あのルルーファ王国での事件の後、かなりの人数の聖女様が帰国と同時に「聖女を引退したい!」と言い出したらしいです。
聖教会としては聖女の力を失ってもいない方たちの聖女引退をできれば認めたくはなかったようですが、特に貴族のご令嬢を中心に多くの方が聖教会を去ったと聞きます。
訪問団に加わっていた中では身分的には1番高いはずのヘンリエッタお姉様は、一度も引退を口にされませんでした。
事件後も聖教会に残られた方々と一緒に、グルノー皇国内各地を巡りながら聖女の癒しを行っておられるようです。
次が5番目の私。第四皇女のルイーズ。現在17歳。
私の近況は、また別の機会に。
最後が6番目、第二皇子のジョルジュ14歳。
ジョルジュはお父様から15歳になり次第、ラファエルお兄様と同じく、ハーランド王国の王立学院に2年間留学する許可を獲得しました。
むーん。本当に羨ましいわ。
出発は1年後。それまでにラファエルお兄様と一緒に運営している商会を、今の倍以上に大きくするつもりだと息巻いています。
そのためには新商品が必要なのよね……。
それってつまり、頑張らなきゃならないのは、ジョルジュよりも私ってことにならないかしら?
兄弟姉妹の近況に関しては以上です!
お祖父様とお祖母様の話は……特に今回も変わったことは無いですね。
お二人とも相変わらず仲良く旅に出たりしながら楽しくお過ごしのようです。
大聖女マリアンヌ伯母上様も相変わらず精力的にご活躍のようです。
お終いは、リスカリス王国の王弟シャール殿下に嫁がれたグレーテ叔母上様。
グレーテ様がリスカリス王国へ向かわれてから、早いものでもうすぐ5年になります。
グレーテ様は、グルノー皇国で聖女として過ごしていらした時よりも、リスカリス王国での生活の方が断然水が合うようですよ。

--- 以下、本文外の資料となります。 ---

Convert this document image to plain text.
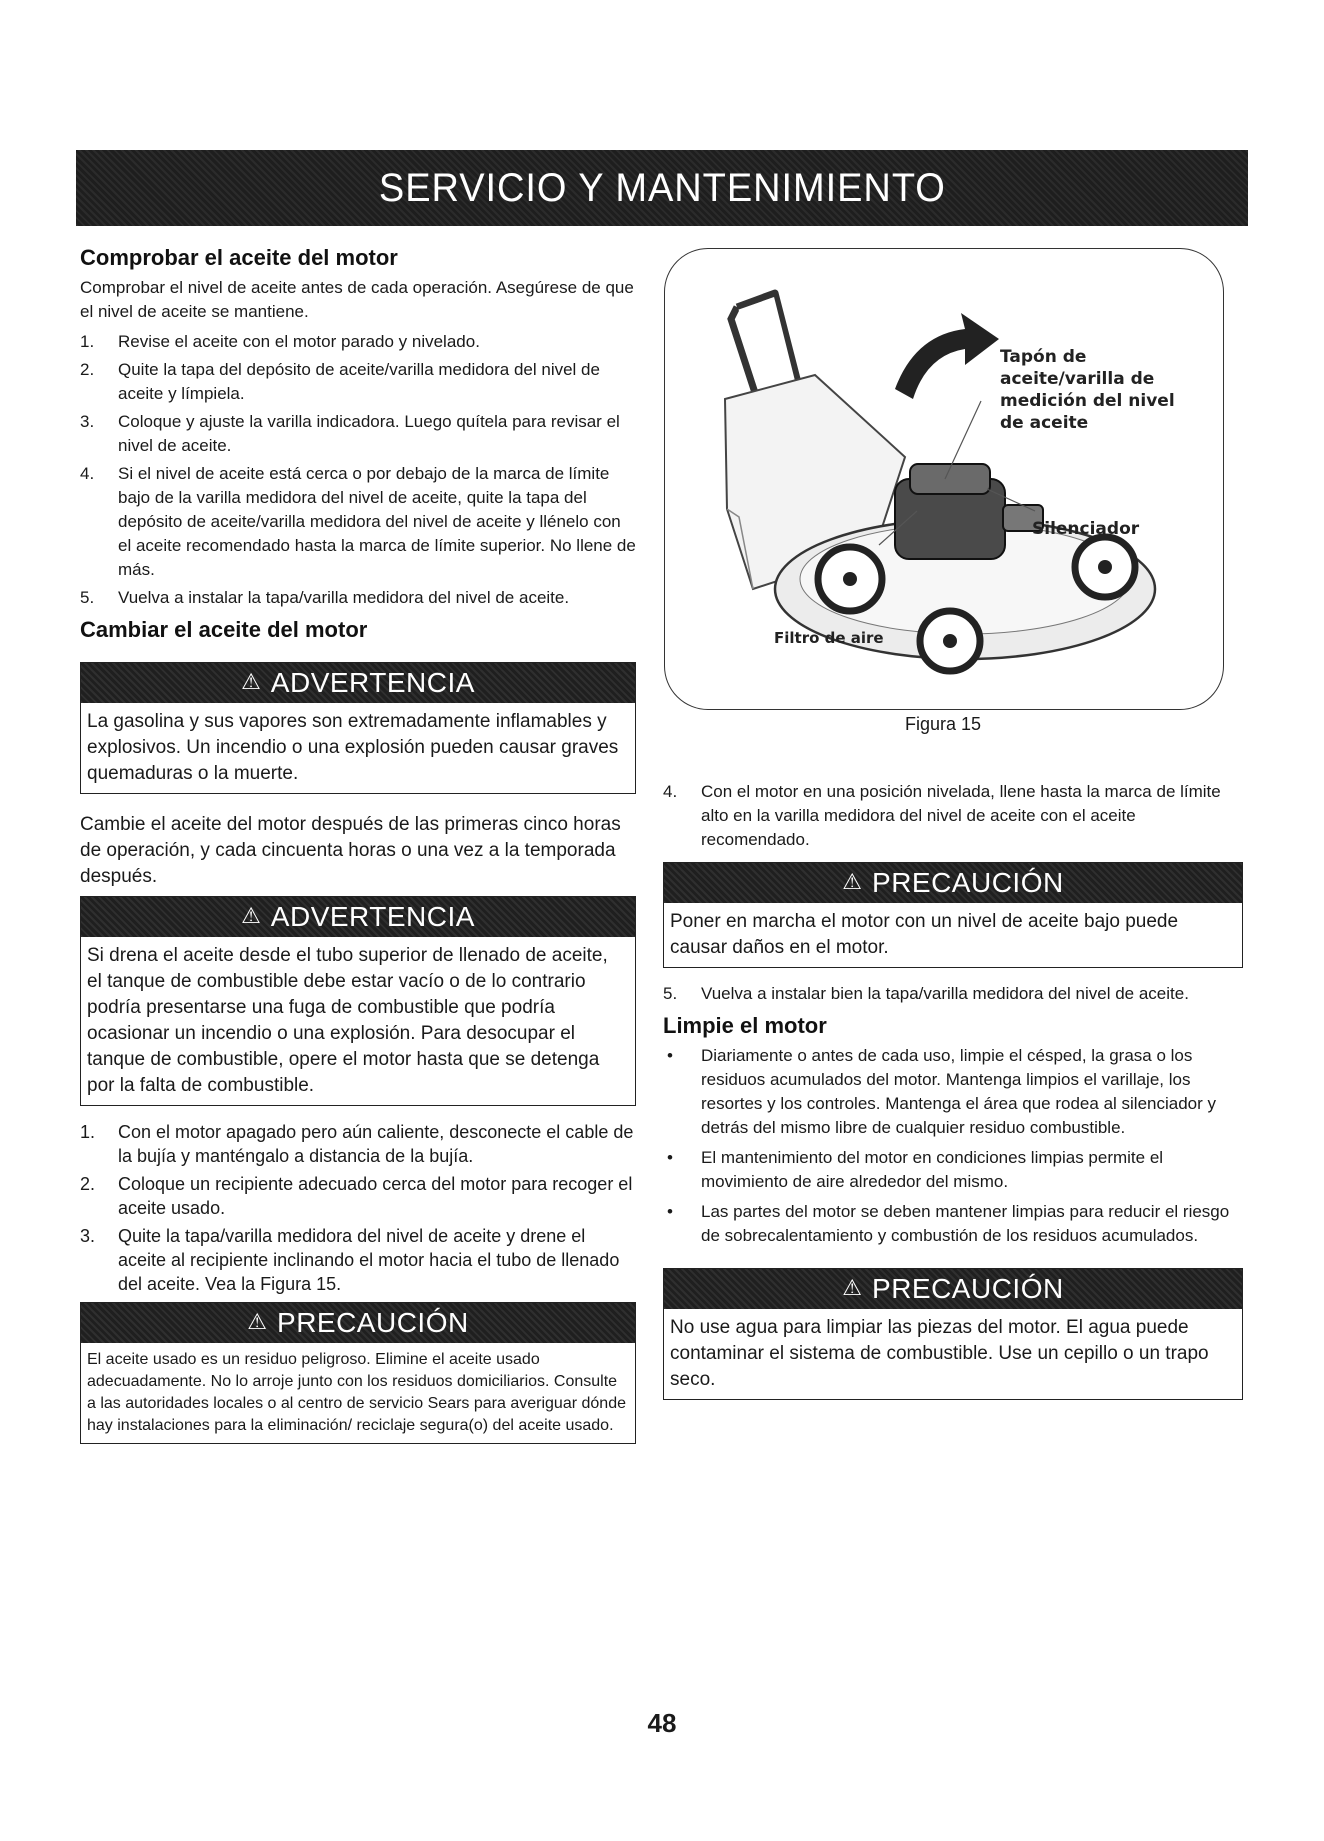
SERVICIO Y MANTENIMIENTO
Comprobar el aceite del motor

Comprobar el nivel de aceite antes de cada operación. Asegúrese de que el nivel de aceite se mantiene.

1.	Revise el aceite con el motor parado y nivelado.
2.	Quite la tapa del depósito de aceite/varilla medidora del nivel de aceite y límpiela.
3.	Coloque y ajuste la varilla indicadora. Luego quítela para revisar el nivel de aceite.
4.	Si el nivel de aceite está cerca o por debajo de la marca de límite bajo de la varilla medidora del nivel de aceite, quite la tapa del depósito de aceite/varilla medidora del nivel de aceite y llénelo con el aceite recomendado hasta la marca de límite superior. No llene de más.
5.	Vuelva a instalar la tapa/varilla medidora del nivel de aceite.
Cambiar el aceite del motor
⚠ ADVERTENCIA
La gasolina y sus vapores son extremadamente inflamables y explosivos. Un incendio o una explosión pueden causar graves quemaduras o la muerte.

Cambie el aceite del motor después de las primeras cinco horas de operación, y cada cincuenta horas o una vez a la temporada después.

⚠ ADVERTENCIA
Si drena el aceite desde el tubo superior de llenado de aceite, el tanque de combustible debe estar vacío o de lo contrario podría presentarse una fuga de combustible que podría ocasionar un incendio o una explosión. Para desocupar el tanque de combustible, opere el motor hasta que se detenga por la falta de combustible.
1.	Con el motor apagado pero aún caliente, desconecte el cable de la bujía y manténgalo a distancia de la bujía.
2.	Coloque un recipiente adecuado cerca del motor para recoger el aceite usado.
3.	Quite la tapa/varilla medidora del nivel de aceite y drene el aceite al recipiente inclinando el motor hacia el tubo de llenado del aceite. Vea la Figura 15.
⚠ PRECAUCIÓN
El aceite usado es un residuo peligroso. Elimine el aceite usado adecuadamente. No lo arroje junto con los residuos domiciliarios. Consulte a las autoridades locales o al centro de servicio Sears para averiguar dónde hay instalaciones para la eliminación/ reciclaje segura(o) del aceite usado.
Tapón de aceite/varilla de medición del nivel de aceite
Silenciador
Filtro de aire
Figura 15
4.	Con el motor en una posición nivelada, llene hasta la marca de límite alto en la varilla medidora del nivel de aceite con el aceite recomendado.
⚠ PRECAUCIÓN
Poner en marcha el motor con un nivel de aceite bajo puede causar daños en el motor.
5.	Vuelva a instalar bien la tapa/varilla medidora del nivel de aceite.
Limpie el motor
• Diariamente o antes de cada uso, limpie el césped, la grasa o los residuos acumulados del motor. Mantenga limpios el varillaje, los resortes y los controles. Mantenga el área que rodea al silenciador y detrás del mismo libre de cualquier residuo combustible.
• El mantenimiento del motor en condiciones limpias permite el movimiento de aire alrededor del mismo.
• Las partes del motor se deben mantener limpias para reducir el riesgo de sobrecalentamiento y combustión de los residuos acumulados.
⚠ PRECAUCIÓN
No use agua para limpiar las piezas del motor. El agua puede contaminar el sistema de combustible. Use un cepillo o un trapo seco.
48
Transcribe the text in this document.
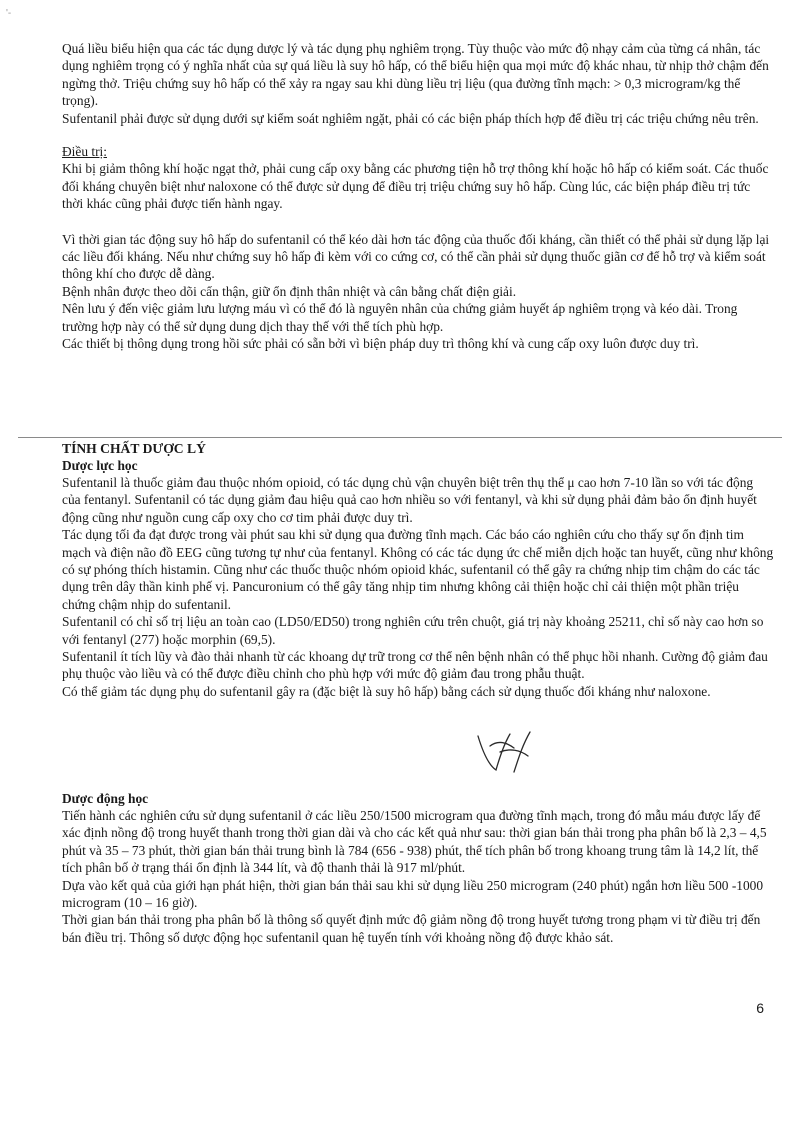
'-

Quá liều biểu hiện qua các tác dụng dược lý và tác dụng phụ nghiêm trọng. Tùy thuộc vào mức độ nhạy cảm của từng cá nhân, tác dụng nghiêm trọng có ý nghĩa nhất của sự quá liều là suy hô hấp, có thể biểu hiện qua mọi mức độ khác nhau, từ nhịp thở chậm đến ngừng thở. Triệu chứng suy hô hấp có thể xảy ra ngay sau khi dùng liều trị liệu (qua đường tĩnh mạch: > 0,3 microgram/kg thể trọng).

Sufentanil phải được sử dụng dưới sự kiểm soát nghiêm ngặt, phải có các biện pháp thích hợp để điều trị các triệu chứng nêu trên.

Điều trị:

Khi bị giảm thông khí hoặc ngạt thở, phải cung cấp oxy bằng các phương tiện hỗ trợ thông khí hoặc hô hấp có kiểm soát. Các thuốc đối kháng chuyên biệt như naloxone có thể được sử dụng để điều trị triệu chứng suy hô hấp. Cùng lúc, các biện pháp điều trị tức thời khác cũng phải được tiến hành ngay.

Vì thời gian tác động suy hô hấp do sufentanil có thể kéo dài hơn tác động của thuốc đối kháng, cần thiết có thể phải sử dụng lặp lại các liều đối kháng. Nếu như chứng suy hô hấp đi kèm với co cứng cơ, có thể cần phải sử dụng thuốc giãn cơ để hỗ trợ và kiểm soát thông khí cho được dễ dàng.

Bệnh nhân được theo dõi cẩn thận, giữ ổn định thân nhiệt và cân bằng chất điện giải.

Nên lưu ý đến việc giảm lưu lượng máu vì có thể đó là nguyên nhân của chứng giảm huyết áp nghiêm trọng và kéo dài. Trong trường hợp này có thể sử dụng dung dịch thay thế với thể tích phù hợp.

Các thiết bị thông dụng trong hồi sức phải có sẵn bởi vì biện pháp duy trì thông khí và cung cấp oxy luôn được duy trì.

TÍNH CHẤT DƯỢC LÝ

Dược lực học

Sufentanil là thuốc giảm đau thuộc nhóm opioid, có tác dụng chủ vận chuyên biệt trên thụ thể μ cao hơn 7-10 lần so với tác động của fentanyl. Sufentanil có tác dụng giảm đau hiệu quả cao hơn nhiều so với fentanyl, và khi sử dụng phải đảm bảo ổn định huyết động cũng như nguồn cung cấp oxy cho cơ tim phải được duy trì.

Tác dụng tối đa đạt được trong vài phút sau khi sử dụng qua đường tĩnh mạch. Các báo cáo nghiên cứu cho thấy sự ổn định tim mạch và điện não đồ EEG cũng tương tự như của fentanyl. Không có các tác dụng ức chế miễn dịch hoặc tan huyết, cũng như không có sự phóng thích histamin. Cũng như các thuốc thuộc nhóm opioid khác, sufentanil có thể gây ra chứng nhịp tim chậm do các tác dụng trên dây thần kinh phế vị. Pancuronium có thể gây tăng nhịp tim nhưng không cải thiện hoặc chỉ cải thiện một phần triệu chứng chậm nhịp do sufentanil.

Sufentanil có chỉ số trị liệu an toàn cao (LD50/ED50) trong nghiên cứu trên chuột, giá trị này khoảng 25211, chỉ số này cao hơn so với fentanyl (277) hoặc morphin (69,5).

Sufentanil ít tích lũy và đào thải nhanh từ các khoang dự trữ trong cơ thể nên bệnh nhân có thể phục hồi nhanh. Cường độ giảm đau phụ thuộc vào liều và có thể được điều chỉnh cho phù hợp với mức độ giảm đau trong phẫu thuật.

Có thể giảm tác dụng phụ do sufentanil gây ra (đặc biệt là suy hô hấp) bằng cách sử dụng thuốc đối kháng như naloxone.

Dược động học

Tiến hành các nghiên cứu sử dụng sufentanil ở các liều 250/1500 microgram qua đường tĩnh mạch, trong đó mẫu máu được lấy để xác định nồng độ trong huyết thanh trong thời gian dài và cho các kết quả như sau: thời gian bán thải trong pha phân bố là 2,3 – 4,5 phút và 35 – 73 phút, thời gian bán thải trung bình là 784 (656 - 938) phút, thể tích phân bố trong khoang trung tâm là 14,2 lít, thể tích phân bố ở trạng thái ổn định là 344 lít, và độ thanh thải là 917 ml/phút.

Dựa vào kết quả của giới hạn phát hiện, thời gian bán thải sau khi sử dụng liều 250 microgram (240 phút) ngắn hơn liều 500 -1000 microgram (10 – 16 giờ).

Thời gian bán thải trong pha phân bố là thông số quyết định mức độ giảm nồng độ trong huyết tương trong phạm vi từ điều trị đến bán điều trị. Thông số dược động học sufentanil quan hệ tuyến tính với khoảng nồng độ được khảo sát.

6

ラファエルお兄様とジョルジュが運営する商会と取り引きをするために、王弟妃でありながら、自ら商会を立ち上げたとの話をお父様から伺った時には驚きましたが、とてもグレーテ様らしいとも思います。
王弟妃という立場を上手に利用しながら、グレーテ様はリスカリス王国の高位貴族のご婦人を中心にかなりの顧客を得ているようで、売り上げ額がもの凄いことになっていると、ジョルジュが狂喜乱舞していましたから。